Ditalini Shakshuka Recipe

Ditalini Shakshuka
Serves: 8Prep Time: 10 minutes
Cook Time: 18 minutes
Ingredients:
1 box (1 lb.) Barilla® Ditalini pasta
2 tablespoons olive oil
1 yellow bell pepper, cut into ½-inch pieces (about 1 cup)
1 medium yellow onion, chopped
1 tablespoon finely chopped garlic
2 teaspoons crushed red pepper
1 teaspoon ground cumin
1 jar (24 oz.) Barilla® Marinara pasta sauce
Kosher salt and ground black pepper, to taste
8 eggs
Directions:
1. Cook ditalini as directed on package. Drain, reserving 1 cup pasta water.
2. Meanwhile, heat oil in 12-inch skillet on medium heat. Add peppers and onions; cook 2 min., stirring occasionally. Stir in garlic, red pepper and cumin. Cook 30 seconds. Stir in marinara; season with salt and pepper. Simmer 2 min.
3. Add ditalini pasta and reserved pasta water; mix well. Bring to simmer.

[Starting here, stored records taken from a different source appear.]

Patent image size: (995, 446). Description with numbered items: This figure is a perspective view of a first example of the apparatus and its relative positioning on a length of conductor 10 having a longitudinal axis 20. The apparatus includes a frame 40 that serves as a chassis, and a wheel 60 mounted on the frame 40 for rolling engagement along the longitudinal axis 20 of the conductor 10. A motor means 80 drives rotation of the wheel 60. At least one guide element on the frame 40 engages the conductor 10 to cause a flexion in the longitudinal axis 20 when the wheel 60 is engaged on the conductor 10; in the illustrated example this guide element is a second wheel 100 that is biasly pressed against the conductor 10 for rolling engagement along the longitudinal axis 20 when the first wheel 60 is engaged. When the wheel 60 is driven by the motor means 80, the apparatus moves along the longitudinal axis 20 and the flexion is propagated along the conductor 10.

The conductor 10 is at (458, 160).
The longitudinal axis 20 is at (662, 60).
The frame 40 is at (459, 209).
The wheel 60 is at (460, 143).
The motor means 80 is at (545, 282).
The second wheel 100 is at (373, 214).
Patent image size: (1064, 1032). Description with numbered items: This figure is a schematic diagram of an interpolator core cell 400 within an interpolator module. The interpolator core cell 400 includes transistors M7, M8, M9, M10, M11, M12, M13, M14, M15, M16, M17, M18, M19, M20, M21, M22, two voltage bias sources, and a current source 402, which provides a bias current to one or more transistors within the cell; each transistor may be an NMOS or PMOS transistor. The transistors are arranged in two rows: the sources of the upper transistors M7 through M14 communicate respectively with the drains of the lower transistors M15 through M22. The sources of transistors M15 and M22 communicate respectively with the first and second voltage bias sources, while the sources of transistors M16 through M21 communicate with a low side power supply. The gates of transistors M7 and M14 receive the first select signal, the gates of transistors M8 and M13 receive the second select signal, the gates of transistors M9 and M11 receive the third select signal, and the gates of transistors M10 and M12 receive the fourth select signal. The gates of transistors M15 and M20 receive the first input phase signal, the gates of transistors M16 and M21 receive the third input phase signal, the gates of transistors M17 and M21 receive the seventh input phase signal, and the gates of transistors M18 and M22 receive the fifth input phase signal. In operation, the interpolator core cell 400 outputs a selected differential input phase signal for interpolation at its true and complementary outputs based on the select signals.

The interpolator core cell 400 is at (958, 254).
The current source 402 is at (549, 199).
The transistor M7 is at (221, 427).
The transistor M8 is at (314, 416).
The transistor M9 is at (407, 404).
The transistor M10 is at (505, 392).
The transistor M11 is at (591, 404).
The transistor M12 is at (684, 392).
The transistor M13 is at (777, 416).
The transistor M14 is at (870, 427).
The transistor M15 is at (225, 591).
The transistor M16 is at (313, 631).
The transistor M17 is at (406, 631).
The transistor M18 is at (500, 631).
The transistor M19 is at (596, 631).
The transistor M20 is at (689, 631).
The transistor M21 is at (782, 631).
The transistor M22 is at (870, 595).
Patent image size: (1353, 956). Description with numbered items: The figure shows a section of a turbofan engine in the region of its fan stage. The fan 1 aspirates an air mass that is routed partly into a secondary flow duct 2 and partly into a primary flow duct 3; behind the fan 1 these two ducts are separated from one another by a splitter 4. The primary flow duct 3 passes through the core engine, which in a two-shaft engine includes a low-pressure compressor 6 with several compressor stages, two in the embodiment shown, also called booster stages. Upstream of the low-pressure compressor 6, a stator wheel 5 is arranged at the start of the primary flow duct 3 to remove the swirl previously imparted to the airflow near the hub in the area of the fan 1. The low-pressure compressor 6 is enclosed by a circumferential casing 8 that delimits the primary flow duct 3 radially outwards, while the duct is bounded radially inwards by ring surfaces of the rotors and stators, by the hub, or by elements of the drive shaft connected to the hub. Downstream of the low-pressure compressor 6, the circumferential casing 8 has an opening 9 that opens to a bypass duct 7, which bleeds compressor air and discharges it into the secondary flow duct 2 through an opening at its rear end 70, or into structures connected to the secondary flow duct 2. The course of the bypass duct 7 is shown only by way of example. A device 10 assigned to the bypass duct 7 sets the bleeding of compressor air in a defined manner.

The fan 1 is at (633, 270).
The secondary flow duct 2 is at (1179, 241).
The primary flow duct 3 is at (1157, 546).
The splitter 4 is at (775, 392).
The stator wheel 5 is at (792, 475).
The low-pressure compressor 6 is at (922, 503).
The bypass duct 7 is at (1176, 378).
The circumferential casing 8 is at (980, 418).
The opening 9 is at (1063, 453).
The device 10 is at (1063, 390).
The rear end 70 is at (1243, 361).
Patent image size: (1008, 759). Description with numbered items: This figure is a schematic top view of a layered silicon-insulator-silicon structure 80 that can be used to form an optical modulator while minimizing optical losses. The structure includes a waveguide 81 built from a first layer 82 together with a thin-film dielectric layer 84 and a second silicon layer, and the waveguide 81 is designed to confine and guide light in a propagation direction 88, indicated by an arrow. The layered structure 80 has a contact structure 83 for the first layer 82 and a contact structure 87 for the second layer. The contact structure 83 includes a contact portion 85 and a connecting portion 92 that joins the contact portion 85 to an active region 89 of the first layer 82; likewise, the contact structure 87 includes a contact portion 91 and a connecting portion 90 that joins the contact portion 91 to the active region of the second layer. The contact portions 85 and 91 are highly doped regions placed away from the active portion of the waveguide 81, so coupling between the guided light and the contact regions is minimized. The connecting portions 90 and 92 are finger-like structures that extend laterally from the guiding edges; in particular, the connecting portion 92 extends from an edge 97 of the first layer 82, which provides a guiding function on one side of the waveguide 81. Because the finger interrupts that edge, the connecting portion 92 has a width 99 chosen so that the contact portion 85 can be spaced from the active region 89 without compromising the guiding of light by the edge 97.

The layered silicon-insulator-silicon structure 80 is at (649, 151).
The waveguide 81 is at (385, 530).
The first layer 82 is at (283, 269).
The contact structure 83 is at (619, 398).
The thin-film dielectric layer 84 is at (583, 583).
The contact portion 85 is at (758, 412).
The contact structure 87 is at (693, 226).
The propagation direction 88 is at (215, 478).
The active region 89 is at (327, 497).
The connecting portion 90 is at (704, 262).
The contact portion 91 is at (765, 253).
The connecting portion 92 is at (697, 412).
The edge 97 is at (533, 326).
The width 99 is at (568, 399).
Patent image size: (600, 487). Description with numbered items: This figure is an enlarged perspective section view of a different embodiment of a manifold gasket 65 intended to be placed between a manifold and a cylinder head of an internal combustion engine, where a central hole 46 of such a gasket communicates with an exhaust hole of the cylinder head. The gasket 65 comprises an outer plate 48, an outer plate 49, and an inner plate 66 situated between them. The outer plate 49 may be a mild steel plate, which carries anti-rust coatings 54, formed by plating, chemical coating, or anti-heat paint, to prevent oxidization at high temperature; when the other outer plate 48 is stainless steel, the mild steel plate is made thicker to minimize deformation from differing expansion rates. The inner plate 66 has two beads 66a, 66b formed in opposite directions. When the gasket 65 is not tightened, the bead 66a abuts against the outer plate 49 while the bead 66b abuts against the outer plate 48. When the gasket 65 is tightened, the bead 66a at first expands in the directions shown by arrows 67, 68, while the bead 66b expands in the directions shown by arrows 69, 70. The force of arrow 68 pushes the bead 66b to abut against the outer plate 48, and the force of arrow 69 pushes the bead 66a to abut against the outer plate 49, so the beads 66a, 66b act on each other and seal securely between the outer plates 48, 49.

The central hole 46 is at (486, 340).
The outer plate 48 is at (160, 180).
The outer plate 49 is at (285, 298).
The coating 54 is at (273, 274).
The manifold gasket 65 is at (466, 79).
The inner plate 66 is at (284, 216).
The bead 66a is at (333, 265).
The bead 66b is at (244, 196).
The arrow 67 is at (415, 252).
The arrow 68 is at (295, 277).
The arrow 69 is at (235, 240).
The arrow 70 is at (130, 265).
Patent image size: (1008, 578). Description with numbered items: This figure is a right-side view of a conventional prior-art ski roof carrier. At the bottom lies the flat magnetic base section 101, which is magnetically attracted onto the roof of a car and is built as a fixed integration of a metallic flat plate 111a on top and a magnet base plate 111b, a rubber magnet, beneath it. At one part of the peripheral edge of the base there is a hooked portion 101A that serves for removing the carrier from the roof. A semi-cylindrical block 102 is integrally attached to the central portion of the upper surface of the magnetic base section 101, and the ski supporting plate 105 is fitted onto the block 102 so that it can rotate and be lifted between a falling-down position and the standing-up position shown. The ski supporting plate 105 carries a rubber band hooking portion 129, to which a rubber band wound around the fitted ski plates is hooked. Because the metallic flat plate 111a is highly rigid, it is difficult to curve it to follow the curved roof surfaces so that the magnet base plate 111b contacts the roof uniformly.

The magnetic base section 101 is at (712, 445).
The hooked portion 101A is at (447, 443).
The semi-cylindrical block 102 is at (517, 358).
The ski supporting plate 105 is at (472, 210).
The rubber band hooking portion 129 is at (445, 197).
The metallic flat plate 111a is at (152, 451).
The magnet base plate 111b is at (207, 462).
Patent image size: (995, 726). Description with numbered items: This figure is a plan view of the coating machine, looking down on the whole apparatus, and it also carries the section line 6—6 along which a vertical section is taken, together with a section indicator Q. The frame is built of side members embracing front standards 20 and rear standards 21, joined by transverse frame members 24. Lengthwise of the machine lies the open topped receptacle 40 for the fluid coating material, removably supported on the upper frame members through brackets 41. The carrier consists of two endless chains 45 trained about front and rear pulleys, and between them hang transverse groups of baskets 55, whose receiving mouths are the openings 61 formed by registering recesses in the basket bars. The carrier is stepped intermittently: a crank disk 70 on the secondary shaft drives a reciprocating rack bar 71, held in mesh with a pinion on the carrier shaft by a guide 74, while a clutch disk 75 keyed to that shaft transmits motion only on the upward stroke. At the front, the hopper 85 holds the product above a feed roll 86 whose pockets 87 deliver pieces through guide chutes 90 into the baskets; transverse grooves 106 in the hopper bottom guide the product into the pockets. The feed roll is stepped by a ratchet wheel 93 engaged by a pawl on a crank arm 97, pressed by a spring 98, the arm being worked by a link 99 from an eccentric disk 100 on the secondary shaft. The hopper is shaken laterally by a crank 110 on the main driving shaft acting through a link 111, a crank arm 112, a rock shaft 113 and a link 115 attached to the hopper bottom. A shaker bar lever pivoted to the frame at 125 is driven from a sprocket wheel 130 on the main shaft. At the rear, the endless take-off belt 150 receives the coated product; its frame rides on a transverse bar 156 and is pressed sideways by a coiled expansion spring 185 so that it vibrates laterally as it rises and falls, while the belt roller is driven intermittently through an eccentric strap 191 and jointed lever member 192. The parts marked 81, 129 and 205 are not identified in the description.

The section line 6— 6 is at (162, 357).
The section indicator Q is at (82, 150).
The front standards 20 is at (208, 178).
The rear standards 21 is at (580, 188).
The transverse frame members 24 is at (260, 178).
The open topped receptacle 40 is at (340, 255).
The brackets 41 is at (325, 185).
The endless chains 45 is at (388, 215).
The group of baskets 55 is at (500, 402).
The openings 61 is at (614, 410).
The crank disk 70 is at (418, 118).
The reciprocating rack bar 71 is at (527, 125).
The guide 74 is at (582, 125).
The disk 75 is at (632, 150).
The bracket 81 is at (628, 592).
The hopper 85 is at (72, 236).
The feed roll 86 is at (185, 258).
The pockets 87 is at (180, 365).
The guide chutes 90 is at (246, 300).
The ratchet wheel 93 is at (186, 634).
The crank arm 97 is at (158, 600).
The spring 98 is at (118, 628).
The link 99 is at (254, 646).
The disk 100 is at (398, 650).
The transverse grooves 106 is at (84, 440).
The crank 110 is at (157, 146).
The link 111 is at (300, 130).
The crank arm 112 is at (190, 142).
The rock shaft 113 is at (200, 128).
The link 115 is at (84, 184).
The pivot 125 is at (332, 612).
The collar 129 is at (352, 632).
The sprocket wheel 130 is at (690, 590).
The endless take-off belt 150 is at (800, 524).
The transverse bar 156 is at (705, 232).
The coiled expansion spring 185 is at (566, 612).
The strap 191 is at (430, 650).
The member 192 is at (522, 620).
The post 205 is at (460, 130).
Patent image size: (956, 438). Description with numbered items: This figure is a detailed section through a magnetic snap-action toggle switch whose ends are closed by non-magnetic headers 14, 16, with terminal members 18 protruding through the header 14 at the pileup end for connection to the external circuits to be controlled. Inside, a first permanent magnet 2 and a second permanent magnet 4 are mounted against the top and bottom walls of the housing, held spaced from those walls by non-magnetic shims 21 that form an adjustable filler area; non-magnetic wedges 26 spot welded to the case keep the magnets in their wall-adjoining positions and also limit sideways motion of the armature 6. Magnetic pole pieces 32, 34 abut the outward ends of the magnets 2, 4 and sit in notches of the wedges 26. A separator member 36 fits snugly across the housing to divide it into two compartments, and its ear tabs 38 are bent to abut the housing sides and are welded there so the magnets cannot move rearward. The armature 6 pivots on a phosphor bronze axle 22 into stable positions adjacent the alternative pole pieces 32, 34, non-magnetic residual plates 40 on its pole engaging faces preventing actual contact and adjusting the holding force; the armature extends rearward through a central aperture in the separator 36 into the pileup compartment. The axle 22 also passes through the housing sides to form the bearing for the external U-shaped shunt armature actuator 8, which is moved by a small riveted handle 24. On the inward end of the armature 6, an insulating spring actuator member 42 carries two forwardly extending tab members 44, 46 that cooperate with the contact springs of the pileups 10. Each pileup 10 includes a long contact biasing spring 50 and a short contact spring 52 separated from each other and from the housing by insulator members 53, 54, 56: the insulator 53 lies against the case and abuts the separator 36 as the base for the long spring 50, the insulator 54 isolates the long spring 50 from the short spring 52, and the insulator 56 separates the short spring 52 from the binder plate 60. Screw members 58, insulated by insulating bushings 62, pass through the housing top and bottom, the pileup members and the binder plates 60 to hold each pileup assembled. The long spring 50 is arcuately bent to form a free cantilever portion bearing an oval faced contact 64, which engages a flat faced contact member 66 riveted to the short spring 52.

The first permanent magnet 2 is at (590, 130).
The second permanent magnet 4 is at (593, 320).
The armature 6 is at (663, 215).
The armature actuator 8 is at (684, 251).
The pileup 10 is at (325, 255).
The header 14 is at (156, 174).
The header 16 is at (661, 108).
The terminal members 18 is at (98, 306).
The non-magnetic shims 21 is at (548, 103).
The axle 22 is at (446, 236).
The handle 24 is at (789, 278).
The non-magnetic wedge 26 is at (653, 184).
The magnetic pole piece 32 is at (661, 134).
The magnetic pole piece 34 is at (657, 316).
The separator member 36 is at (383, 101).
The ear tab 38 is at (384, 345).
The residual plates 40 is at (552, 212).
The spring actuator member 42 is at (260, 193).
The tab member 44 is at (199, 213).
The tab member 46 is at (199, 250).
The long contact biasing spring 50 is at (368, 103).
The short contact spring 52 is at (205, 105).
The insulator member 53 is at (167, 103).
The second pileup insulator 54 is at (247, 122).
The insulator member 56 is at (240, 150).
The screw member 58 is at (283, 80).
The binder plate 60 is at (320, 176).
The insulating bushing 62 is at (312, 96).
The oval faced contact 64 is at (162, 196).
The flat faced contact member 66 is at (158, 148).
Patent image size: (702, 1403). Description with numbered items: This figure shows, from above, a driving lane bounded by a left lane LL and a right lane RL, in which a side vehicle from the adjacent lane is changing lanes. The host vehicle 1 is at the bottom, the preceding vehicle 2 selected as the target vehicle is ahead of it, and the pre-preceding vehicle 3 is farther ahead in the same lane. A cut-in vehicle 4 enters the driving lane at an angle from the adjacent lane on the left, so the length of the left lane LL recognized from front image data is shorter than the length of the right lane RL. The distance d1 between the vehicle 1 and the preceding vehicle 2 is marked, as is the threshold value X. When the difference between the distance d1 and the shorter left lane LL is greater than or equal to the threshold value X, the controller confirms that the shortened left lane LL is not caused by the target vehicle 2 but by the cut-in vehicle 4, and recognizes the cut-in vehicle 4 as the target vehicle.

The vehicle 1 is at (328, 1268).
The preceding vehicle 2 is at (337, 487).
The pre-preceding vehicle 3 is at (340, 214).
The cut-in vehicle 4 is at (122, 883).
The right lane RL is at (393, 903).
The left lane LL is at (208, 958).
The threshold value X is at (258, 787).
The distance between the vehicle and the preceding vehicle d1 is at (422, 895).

4. Crack eggs gently into pasta mixture, spacing evenly in pan; cover. Cook 3 to 4min. or until eggs are cooked through but still soft. Serve immediately from pan.
Chef’s Tip: While versions of shakshuka can be found throughout the Middle East, the dish originates from Northern Africa. Traditionally made with eggs poached in a hearty tomato sauce, it can be served for breakfast, lunch or dinner.